Emerson muttered something about “that old Judd,” and burrowed deeper into the hay. Their teeth were chattering. Cato tried to get his hands between his thighs, to warm them, but the hay got in the way. It felt like hoarfrost. It scratched and then melted against the skin of his numb hands. It gave him the same sensation as when he ate the acid grape jelly his stepmother made each fall and little sticks, little stiff crystal sticks, like ice, would prick and dissolve, also in the dark, against the roof of his mouth.

Through the half-open door the cornstalks in the cornfield stood suspiciously straight and still. What went on among those leaf-hung stalks? Shouldn’t they have been cut down, anyway? There stood the corn and there stood, or squatted, the machines. He turned his head to look at them. All that corn should be reaped. The reaper held out its arm stiffly. The hayrack looked like the set coil of a big trap.

It hurt to move his feet. His feet felt just like a horse’s hooves, as if he had horseshoes on them. He touched one and yes, it was true, it felt just like a big horseshoe.

The harnesses were hanging on their pegs above him. Their little bits of metal glittered pale blue and yellow like the little tiny stars. If the harnesses should fall down on him he would have to be a horse and it would be so cold out in the field pulling the heavy harrow. The harnesses were heavy, too; he had tried the collars a few times and they were very heavy. It would take two horses; he would have to wake up Emerson, although Emerson was hard to wake when he got to sleep.

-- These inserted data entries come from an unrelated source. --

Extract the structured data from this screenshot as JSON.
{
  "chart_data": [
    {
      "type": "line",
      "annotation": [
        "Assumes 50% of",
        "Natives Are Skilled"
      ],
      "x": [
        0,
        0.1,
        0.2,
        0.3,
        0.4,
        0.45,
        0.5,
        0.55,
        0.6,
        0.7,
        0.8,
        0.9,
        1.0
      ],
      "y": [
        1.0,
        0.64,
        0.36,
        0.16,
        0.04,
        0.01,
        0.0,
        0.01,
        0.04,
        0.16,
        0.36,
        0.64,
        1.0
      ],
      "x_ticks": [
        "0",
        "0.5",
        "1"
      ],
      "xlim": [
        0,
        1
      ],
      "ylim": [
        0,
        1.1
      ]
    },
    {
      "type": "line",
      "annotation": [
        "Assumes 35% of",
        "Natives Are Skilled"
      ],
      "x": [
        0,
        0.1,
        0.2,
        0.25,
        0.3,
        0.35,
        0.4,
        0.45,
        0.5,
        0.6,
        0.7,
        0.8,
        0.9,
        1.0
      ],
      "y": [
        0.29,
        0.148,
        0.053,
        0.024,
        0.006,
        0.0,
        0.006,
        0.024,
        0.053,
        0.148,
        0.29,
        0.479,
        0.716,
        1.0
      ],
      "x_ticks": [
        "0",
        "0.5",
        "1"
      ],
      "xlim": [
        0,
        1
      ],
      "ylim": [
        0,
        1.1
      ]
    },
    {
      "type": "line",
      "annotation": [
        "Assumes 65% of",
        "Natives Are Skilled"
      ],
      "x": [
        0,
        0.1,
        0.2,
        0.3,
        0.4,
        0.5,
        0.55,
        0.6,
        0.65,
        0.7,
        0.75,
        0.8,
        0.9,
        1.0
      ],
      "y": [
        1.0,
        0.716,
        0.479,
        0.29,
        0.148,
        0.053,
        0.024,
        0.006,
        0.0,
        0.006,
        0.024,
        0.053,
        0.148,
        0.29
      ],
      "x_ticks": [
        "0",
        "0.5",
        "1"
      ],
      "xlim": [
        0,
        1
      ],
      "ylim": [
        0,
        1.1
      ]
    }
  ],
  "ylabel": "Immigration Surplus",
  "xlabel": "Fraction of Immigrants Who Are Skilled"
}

The disks of the harrow looked like the side — those shields hung over the side — of a Viking ship. The harrow was a ship that was going to go up to the moon with the shields all clanging on her sides; he must get up into the seat and steer. That queer seat of perforated iron that looked uncomfortable and yet when one got into it, gave one such a feeling of power and ease.…

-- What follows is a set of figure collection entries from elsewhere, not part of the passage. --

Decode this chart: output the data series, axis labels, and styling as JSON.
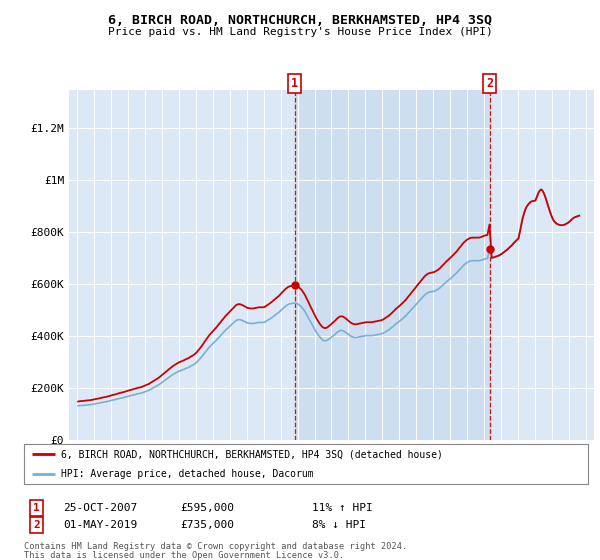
{
  "title": "6, BIRCH ROAD, NORTHCHURCH, BERKHAMSTED, HP4 3SQ",
  "subtitle": "Price paid vs. HM Land Registry's House Price Index (HPI)",
  "ylabel_ticks": [
    "£0",
    "£200K",
    "£400K",
    "£600K",
    "£800K",
    "£1M",
    "£1.2M"
  ],
  "ytick_values": [
    0,
    200000,
    400000,
    600000,
    800000,
    1000000,
    1200000
  ],
  "ylim": [
    0,
    1350000
  ],
  "xlim_start": 1994.5,
  "xlim_end": 2025.5,
  "plot_bg_color": "#dce8f5",
  "shade_color": "#c8daf0",
  "sale1_date": "25-OCT-2007",
  "sale1_price": 595000,
  "sale1_pct": "11% ↑ HPI",
  "sale1_x": 2007.82,
  "sale2_date": "01-MAY-2019",
  "sale2_price": 735000,
  "sale2_pct": "8% ↓ HPI",
  "sale2_x": 2019.33,
  "legend_label_red": "6, BIRCH ROAD, NORTHCHURCH, BERKHAMSTED, HP4 3SQ (detached house)",
  "legend_label_blue": "HPI: Average price, detached house, Dacorum",
  "footer1": "Contains HM Land Registry data © Crown copyright and database right 2024.",
  "footer2": "This data is licensed under the Open Government Licence v3.0.",
  "red_color": "#cc0000",
  "blue_color": "#7ab0d4",
  "hpi_monthly_x": [
    1995.04,
    1995.12,
    1995.21,
    1995.29,
    1995.38,
    1995.46,
    1995.54,
    1995.63,
    1995.71,
    1995.79,
    1995.88,
    1995.96,
    1996.04,
    1996.12,
    1996.21,
    1996.29,
    1996.38,
    1996.46,
    1996.54,
    1996.63,
    1996.71,
    1996.79,
    1996.88,
    1996.96,
    1997.04,
    1997.12,
    1997.21,
    1997.29,
    1997.38,
    1997.46,
    1997.54,
    1997.63,
    1997.71,
    1997.79,
    1997.88,
    1997.96,
    1998.04,
    1998.12,
    1998.21,
    1998.29,
    1998.38,
    1998.46,
    1998.54,
    1998.63,
    1998.71,
    1998.79,
    1998.88,
    1998.96,
    1999.04,
    1999.12,
    1999.21,
    1999.29,
    1999.38,
    1999.46,
    1999.54,
    1999.63,
    1999.71,
    1999.79,
    1999.88,
    1999.96,
    2000.04,
    2000.12,
    2000.21,
    2000.29,
    2000.38,
    2000.46,
    2000.54,
    2000.63,
    2000.71,
    2000.79,
    2000.88,
    2000.96,
    2001.04,
    2001.12,
    2001.21,
    2001.29,
    2001.38,
    2001.46,
    2001.54,
    2001.63,
    2001.71,
    2001.79,
    2001.88,
    2001.96,
    2002.04,
    2002.12,
    2002.21,
    2002.29,
    2002.38,
    2002.46,
    2002.54,
    2002.63,
    2002.71,
    2002.79,
    2002.88,
    2002.96,
    2003.04,
    2003.12,
    2003.21,
    2003.29,
    2003.38,
    2003.46,
    2003.54,
    2003.63,
    2003.71,
    2003.79,
    2003.88,
    2003.96,
    2004.04,
    2004.12,
    2004.21,
    2004.29,
    2004.38,
    2004.46,
    2004.54,
    2004.63,
    2004.71,
    2004.79,
    2004.88,
    2004.96,
    2005.04,
    2005.12,
    2005.21,
    2005.29,
    2005.38,
    2005.46,
    2005.54,
    2005.63,
    2005.71,
    2005.79,
    2005.88,
    2005.96,
    2006.04,
    2006.12,
    2006.21,
    2006.29,
    2006.38,
    2006.46,
    2006.54,
    2006.63,
    2006.71,
    2006.79,
    2006.88,
    2006.96,
    2007.04,
    2007.12,
    2007.21,
    2007.29,
    2007.38,
    2007.46,
    2007.54,
    2007.63,
    2007.71,
    2007.82,
    2007.96,
    2008.04,
    2008.12,
    2008.21,
    2008.29,
    2008.38,
    2008.46,
    2008.54,
    2008.63,
    2008.71,
    2008.79,
    2008.88,
    2008.96,
    2009.04,
    2009.12,
    2009.21,
    2009.29,
    2009.38,
    2009.46,
    2009.54,
    2009.63,
    2009.71,
    2009.79,
    2009.88,
    2009.96,
    2010.04,
    2010.12,
    2010.21,
    2010.29,
    2010.38,
    2010.46,
    2010.54,
    2010.63,
    2010.71,
    2010.79,
    2010.88,
    2010.96,
    2011.04,
    2011.12,
    2011.21,
    2011.29,
    2011.38,
    2011.46,
    2011.54,
    2011.63,
    2011.71,
    2011.79,
    2011.88,
    2011.96,
    2012.04,
    2012.12,
    2012.21,
    2012.29,
    2012.38,
    2012.46,
    2012.54,
    2012.63,
    2012.71,
    2012.79,
    2012.88,
    2012.96,
    2013.04,
    2013.12,
    2013.21,
    2013.29,
    2013.38,
    2013.46,
    2013.54,
    2013.63,
    2013.71,
    2013.79,
    2013.88,
    2013.96,
    2014.04,
    2014.12,
    2014.21,
    2014.29,
    2014.38,
    2014.46,
    2014.54,
    2014.63,
    2014.71,
    2014.79,
    2014.88,
    2014.96,
    2015.04,
    2015.12,
    2015.21,
    2015.29,
    2015.38,
    2015.46,
    2015.54,
    2015.63,
    2015.71,
    2015.79,
    2015.88,
    2015.96,
    2016.04,
    2016.12,
    2016.21,
    2016.29,
    2016.38,
    2016.46,
    2016.54,
    2016.63,
    2016.71,
    2016.79,
    2016.88,
    2016.96,
    2017.04,
    2017.12,
    2017.21,
    2017.29,
    2017.38,
    2017.46,
    2017.54,
    2017.63,
    2017.71,
    2017.79,
    2017.88,
    2017.96,
    2018.04,
    2018.12,
    2018.21,
    2018.29,
    2018.38,
    2018.46,
    2018.54,
    2018.63,
    2018.71,
    2018.79,
    2018.88,
    2018.96,
    2019.04,
    2019.12,
    2019.21,
    2019.33,
    2019.46,
    2019.54,
    2019.63,
    2019.71,
    2019.79,
    2019.88,
    2019.96,
    2020.04,
    2020.12,
    2020.21,
    2020.29,
    2020.38,
    2020.46,
    2020.54,
    2020.63,
    2020.71,
    2020.79,
    2020.88,
    2020.96,
    2021.04,
    2021.12,
    2021.21,
    2021.29,
    2021.38,
    2021.46,
    2021.54,
    2021.63,
    2021.71,
    2021.79,
    2021.88,
    2021.96,
    2022.04,
    2022.12,
    2022.21,
    2022.29,
    2022.38,
    2022.46,
    2022.54,
    2022.63,
    2022.71,
    2022.79,
    2022.88,
    2022.96,
    2023.04,
    2023.12,
    2023.21,
    2023.29,
    2023.38,
    2023.46,
    2023.54,
    2023.63,
    2023.71,
    2023.79,
    2023.88,
    2023.96,
    2024.04,
    2024.12,
    2024.21,
    2024.29,
    2024.38,
    2024.46,
    2024.54,
    2024.63
  ],
  "hpi_monthly_v": [
    130000,
    131000,
    131500,
    132000,
    132500,
    133000,
    133500,
    134000,
    134500,
    135000,
    136000,
    137000,
    138000,
    139000,
    140000,
    141000,
    142000,
    143000,
    144000,
    145000,
    146000,
    147500,
    149000,
    150500,
    152000,
    153000,
    154000,
    155500,
    157000,
    158500,
    160000,
    161000,
    162000,
    163500,
    165000,
    167000,
    168000,
    169500,
    171000,
    172000,
    173500,
    175000,
    176500,
    177500,
    178500,
    180000,
    182000,
    184000,
    186000,
    188000,
    190000,
    193000,
    196000,
    199000,
    202000,
    205000,
    208000,
    211000,
    215000,
    219000,
    223000,
    227000,
    231000,
    235000,
    239000,
    243000,
    247000,
    251000,
    254000,
    257000,
    260000,
    263000,
    265000,
    267000,
    269000,
    271000,
    274000,
    276000,
    278000,
    281000,
    284000,
    287000,
    290000,
    294000,
    298000,
    304000,
    310000,
    316000,
    323000,
    330000,
    337000,
    344000,
    351000,
    357000,
    363000,
    368000,
    373000,
    378000,
    384000,
    390000,
    396000,
    402000,
    408000,
    414000,
    420000,
    425000,
    430000,
    435000,
    440000,
    445000,
    450000,
    455000,
    460000,
    462000,
    463000,
    462000,
    460000,
    458000,
    455000,
    452000,
    450000,
    449000,
    448000,
    448000,
    448000,
    449000,
    450000,
    451000,
    452000,
    452000,
    452000,
    452000,
    453000,
    456000,
    459000,
    462000,
    466000,
    470000,
    474000,
    478000,
    482000,
    486000,
    490000,
    495000,
    500000,
    505000,
    510000,
    515000,
    519000,
    522000,
    524000,
    525000,
    526000,
    527000,
    525000,
    522000,
    518000,
    513000,
    507000,
    499000,
    491000,
    481000,
    471000,
    461000,
    451000,
    441000,
    431000,
    422000,
    413000,
    405000,
    397000,
    390000,
    385000,
    382000,
    381000,
    382000,
    385000,
    389000,
    393000,
    397000,
    401000,
    406000,
    411000,
    416000,
    419000,
    421000,
    421000,
    419000,
    416000,
    412000,
    408000,
    404000,
    400000,
    397000,
    395000,
    394000,
    394000,
    395000,
    396000,
    397000,
    398000,
    399000,
    400000,
    401000,
    401000,
    401000,
    401000,
    401000,
    402000,
    403000,
    404000,
    405000,
    406000,
    407000,
    408000,
    410000,
    413000,
    416000,
    419000,
    423000,
    427000,
    431000,
    436000,
    441000,
    446000,
    450000,
    454000,
    458000,
    462000,
    467000,
    472000,
    477000,
    483000,
    489000,
    495000,
    501000,
    507000,
    513000,
    519000,
    525000,
    531000,
    537000,
    543000,
    549000,
    555000,
    560000,
    564000,
    567000,
    569000,
    570000,
    571000,
    572000,
    574000,
    577000,
    580000,
    584000,
    589000,
    594000,
    599000,
    604000,
    609000,
    614000,
    618000,
    622000,
    627000,
    632000,
    637000,
    642000,
    648000,
    654000,
    660000,
    666000,
    672000,
    677000,
    681000,
    684000,
    687000,
    689000,
    690000,
    690000,
    690000,
    690000,
    690000,
    690000,
    691000,
    693000,
    695000,
    697000,
    698000,
    699000,
    735000,
    701000,
    702000,
    704000,
    706000,
    708000,
    710000,
    713000,
    716000,
    720000,
    724000,
    728000,
    733000,
    738000,
    743000,
    748000,
    754000,
    760000,
    766000,
    771000,
    776000,
    800000,
    830000,
    855000,
    875000,
    890000,
    900000,
    908000,
    914000,
    918000,
    920000,
    921000,
    922000,
    935000,
    950000,
    960000,
    965000,
    960000,
    950000,
    935000,
    918000,
    900000,
    883000,
    868000,
    855000,
    845000,
    838000,
    833000,
    830000,
    828000,
    827000,
    827000,
    828000,
    830000,
    833000,
    836000,
    840000,
    845000,
    850000,
    855000,
    858000,
    860000,
    862000,
    864000
  ]
}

But how could it be going to the moon when the moon was coming right down on the hill? No, moons; there was a whole row of them. No, those must be the disks of the harrow. No, the moon had split into a sheaf of moons, slipping off each other sideways, off and off and off and off.

He turned to Emerson and called his name, but Emerson only moaned in his sleep. So he fitted his knees into the hollows at the back of his brother’s and hugged him tightly around the waist.